I had my baby son 6 months ago now and ever since then me and my partner having been arguing nearly every night. In the beginning I just thought it was lack of sleep and stress of having a newborn why we bite each others heads off about things. Treating eachother more like enemies more than co parents. Lately we have been making conscious effort to spend more time together and have even talked about counselling.

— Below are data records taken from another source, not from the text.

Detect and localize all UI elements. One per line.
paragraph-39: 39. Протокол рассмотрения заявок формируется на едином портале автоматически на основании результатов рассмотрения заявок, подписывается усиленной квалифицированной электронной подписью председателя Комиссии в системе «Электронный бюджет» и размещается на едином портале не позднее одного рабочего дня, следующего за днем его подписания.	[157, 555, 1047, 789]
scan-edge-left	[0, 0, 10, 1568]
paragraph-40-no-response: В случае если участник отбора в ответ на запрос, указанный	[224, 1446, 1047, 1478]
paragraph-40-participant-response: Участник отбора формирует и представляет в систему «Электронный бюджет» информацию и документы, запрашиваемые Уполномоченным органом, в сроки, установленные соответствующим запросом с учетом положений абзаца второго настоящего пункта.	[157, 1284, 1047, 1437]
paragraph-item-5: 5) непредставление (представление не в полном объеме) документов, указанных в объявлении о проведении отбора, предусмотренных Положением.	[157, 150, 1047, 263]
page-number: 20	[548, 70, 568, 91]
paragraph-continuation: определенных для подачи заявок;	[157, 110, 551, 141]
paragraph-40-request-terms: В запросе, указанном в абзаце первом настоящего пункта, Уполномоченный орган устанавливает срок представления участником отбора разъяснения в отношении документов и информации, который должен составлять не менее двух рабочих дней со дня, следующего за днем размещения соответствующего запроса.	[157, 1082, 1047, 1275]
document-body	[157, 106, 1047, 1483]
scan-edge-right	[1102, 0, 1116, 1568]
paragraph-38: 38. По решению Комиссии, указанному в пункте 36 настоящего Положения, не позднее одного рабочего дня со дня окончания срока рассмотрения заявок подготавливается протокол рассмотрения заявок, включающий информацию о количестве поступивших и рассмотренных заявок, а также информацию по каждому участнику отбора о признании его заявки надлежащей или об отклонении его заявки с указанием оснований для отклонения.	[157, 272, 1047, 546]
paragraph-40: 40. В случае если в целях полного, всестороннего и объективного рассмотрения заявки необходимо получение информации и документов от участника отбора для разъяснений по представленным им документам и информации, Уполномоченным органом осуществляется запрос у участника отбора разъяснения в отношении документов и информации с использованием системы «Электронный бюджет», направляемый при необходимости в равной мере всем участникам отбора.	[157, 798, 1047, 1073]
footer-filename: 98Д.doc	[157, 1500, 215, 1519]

But tonight everything changed, I said to him I was cold and could he get me the blanket but not the one off the bed he comes back with the one off the bed and I say I said can you not get that one cause I wanted that to stay upstairs, I wanted you to get me another one I just don't know where they are. He then says if you want something doing right so it yourself, to which I walked off and began to cry (I suffer with depression badly and sometimes can be quite sensitive, he knows this) he came after me and said can we talk I just waited for him to go so I could compose myself and then after a while followed him down stairs when he said can we talk I said yes of course and he then proceeded to say something that hurt me worse than anything else. He said I feel like you've fallen out of love with me and you are just going through the motion with me at the moment and have been for a long time you just treat me like your slave. I was so hurt by this never have I even thought for one second that I treated him like that. Also having a child was a very big deal for me I wanted to wait til I was married I am engaged but something happened in my family (don't really want to mention it) made me see how much I wanted a family member with him. He later said he feels that he has been felling like this for a year and a half much longer than my son has even been here, we have fought before but this has to be the most hurtful comment he has ever made to me.
I feel like when you have a baby you put everything into it blood sweat tears literally I feel so unappreciated for having a baby with him let alone trying to make our relationship work, is my relationship over or am I just blowing things out of proportion?